Ci disorienta tutto ciò: perché, forse, un Dio che punisce ci farebbe più comodo: sarebbe un Dio da placare, un Dio che in qualche modo possiamo controllare. Sarebbe un Dio così simile a noi, così vicino ai nostri modi di pensare e agire. Sarebbe, in fondo, un Dio frutto dei nostri pensieri, delle nostre paure. Un Dio a nostra immagine e somiglianza.
Pericolo che conosceva bene Mario Luzi, che in Il dio pensato dagli uomini, tratto da Frasi e incisi di un canto salutare (1990) aveva colto la tentazione in cui possiamo cadere nel momento del disorientamento e del timore:
Il dio pensato dagli uomini,
soggetto al paragone
del loro discernimento,
docile ai loro parametri
e alle loro dismisure,
prono ai loro
canonici argomenti:
esistenza o inesistenza,
crudeltà o misericordia
che risibile creatura
della loro presunzione!…»
È vero,
è vero
non fosse che l’amore brucia
talora quel divario, brucia
talora l’umiltà
quell’umana
o divina insufficienza.
Inventa
la creatura, allora,
divinamente il suo creatore.
«E tu
di questo trasecoli,
trasecoli
sempre come me,
mio balbettante simile,
Bernardo o Abelardo che tu sia»
dicono
nella notte che sfolgora,
alta, sulla morte di tutti i dialoghi…
Voci ancora da sotto il portico?
o già nei penetrali dell’anima?
Versi capaci di smascherare le nostre bugie religiose e abbattere i nostri tentativi di legittimare gli dei che ci siamo fabbricati: «il dio pensato dagli uomini» è «docile» ai nostri «parametri», rientra nelle nostre «dismisure». Ma quando Dio si rivela e ciò non accade, come succede ai farisei di fronte al cieco nato, è Dio a sbagliare: ha violato la regola, non ha rispettato il sabato… perché siamo così bravi a non mettere mai in discussione le nostre opinioni su Dio, dal momento che ci fa assai comodo credere in un Dio che ha bisogno delle nostre difese.
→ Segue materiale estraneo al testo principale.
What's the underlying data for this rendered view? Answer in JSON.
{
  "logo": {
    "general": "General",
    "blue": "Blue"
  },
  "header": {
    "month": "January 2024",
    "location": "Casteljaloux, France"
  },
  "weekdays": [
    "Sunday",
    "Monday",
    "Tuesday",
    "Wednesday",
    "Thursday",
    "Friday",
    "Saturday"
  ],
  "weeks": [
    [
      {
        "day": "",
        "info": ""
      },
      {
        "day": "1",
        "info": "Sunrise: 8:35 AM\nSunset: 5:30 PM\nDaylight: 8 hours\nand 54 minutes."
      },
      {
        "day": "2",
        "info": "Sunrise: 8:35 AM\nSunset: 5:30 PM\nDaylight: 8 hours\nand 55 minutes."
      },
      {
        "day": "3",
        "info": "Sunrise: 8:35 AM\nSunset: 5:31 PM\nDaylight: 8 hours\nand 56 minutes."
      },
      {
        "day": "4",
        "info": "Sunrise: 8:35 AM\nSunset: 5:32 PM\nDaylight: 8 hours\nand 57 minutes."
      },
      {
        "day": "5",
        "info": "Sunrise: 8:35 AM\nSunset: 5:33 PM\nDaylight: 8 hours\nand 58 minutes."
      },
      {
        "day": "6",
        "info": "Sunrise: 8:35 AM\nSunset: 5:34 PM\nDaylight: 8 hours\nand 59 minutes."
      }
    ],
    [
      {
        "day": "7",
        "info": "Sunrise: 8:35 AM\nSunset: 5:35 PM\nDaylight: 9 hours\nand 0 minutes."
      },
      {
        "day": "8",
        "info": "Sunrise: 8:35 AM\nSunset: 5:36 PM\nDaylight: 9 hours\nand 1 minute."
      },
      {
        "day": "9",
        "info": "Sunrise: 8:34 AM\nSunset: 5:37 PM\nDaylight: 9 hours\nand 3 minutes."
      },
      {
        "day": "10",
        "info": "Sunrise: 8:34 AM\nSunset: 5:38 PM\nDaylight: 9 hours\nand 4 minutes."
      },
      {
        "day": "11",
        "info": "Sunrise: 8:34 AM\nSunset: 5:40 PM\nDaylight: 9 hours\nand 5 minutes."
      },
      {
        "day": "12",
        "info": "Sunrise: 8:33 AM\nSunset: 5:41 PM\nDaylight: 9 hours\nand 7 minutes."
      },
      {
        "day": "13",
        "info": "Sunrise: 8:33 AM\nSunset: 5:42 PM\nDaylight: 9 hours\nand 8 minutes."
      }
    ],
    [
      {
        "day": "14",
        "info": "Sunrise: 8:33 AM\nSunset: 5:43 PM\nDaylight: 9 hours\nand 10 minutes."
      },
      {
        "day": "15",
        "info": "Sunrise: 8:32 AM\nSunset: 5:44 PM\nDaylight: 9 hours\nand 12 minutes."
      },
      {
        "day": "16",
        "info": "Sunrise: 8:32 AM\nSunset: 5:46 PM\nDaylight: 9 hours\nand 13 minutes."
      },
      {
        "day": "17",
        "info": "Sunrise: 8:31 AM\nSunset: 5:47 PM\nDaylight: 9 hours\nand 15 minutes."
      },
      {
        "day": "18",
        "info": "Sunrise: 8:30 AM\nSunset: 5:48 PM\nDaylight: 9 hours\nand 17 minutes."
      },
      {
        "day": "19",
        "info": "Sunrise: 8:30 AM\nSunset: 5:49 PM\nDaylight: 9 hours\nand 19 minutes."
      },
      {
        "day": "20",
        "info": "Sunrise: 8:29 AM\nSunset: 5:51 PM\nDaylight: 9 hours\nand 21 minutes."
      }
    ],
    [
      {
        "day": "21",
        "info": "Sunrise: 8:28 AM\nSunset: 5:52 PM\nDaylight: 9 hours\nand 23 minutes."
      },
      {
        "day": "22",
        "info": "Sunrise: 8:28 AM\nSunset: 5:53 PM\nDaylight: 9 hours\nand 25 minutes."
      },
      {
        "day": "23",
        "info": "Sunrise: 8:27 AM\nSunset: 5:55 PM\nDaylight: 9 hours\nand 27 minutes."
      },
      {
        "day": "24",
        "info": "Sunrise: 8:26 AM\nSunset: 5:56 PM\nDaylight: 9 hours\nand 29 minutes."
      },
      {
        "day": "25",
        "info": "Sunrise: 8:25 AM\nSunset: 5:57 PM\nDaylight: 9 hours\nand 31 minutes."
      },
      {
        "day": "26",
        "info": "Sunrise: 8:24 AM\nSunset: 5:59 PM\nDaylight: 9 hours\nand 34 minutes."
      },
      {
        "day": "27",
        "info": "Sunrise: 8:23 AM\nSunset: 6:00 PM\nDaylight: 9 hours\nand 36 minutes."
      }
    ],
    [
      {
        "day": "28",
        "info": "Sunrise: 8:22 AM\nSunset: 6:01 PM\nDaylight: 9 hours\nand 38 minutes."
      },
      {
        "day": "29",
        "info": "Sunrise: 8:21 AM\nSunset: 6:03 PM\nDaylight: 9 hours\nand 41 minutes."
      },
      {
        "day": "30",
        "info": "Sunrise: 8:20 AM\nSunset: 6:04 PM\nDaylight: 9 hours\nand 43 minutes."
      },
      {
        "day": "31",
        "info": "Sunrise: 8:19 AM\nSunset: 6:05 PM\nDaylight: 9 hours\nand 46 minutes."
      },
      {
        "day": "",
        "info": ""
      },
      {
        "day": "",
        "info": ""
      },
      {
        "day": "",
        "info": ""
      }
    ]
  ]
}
Ma, mentre noi ci perdiamo in vani ragionamenti, tra «esistenza o inesistenza, / crudeltà o misericordia», mentre noi facciamo leva su Dio per la nostra «presunzione», Dio si rivela definitivamente in Gesù di Nazareth, poiché «l’amore brucia /talora quel divario». A noi che allarghiamo le distanze, ci viene incontro Gesù di Nazareth, bruciando il divario e ponendoci ancora la domanda: «Tu credi nel Figlio dell’uomo?». Non in quello che abbiamo edificato noi, ma in quello che Egli è: liberatore e fuori dalle nostre umane costrizioni.
Che ciascuno di noi possa affermare, come l’uomo che era cieco, «Io credo, Signore!», ma credo in quello che tu sei, quello che il Vangelo ci ha narrato.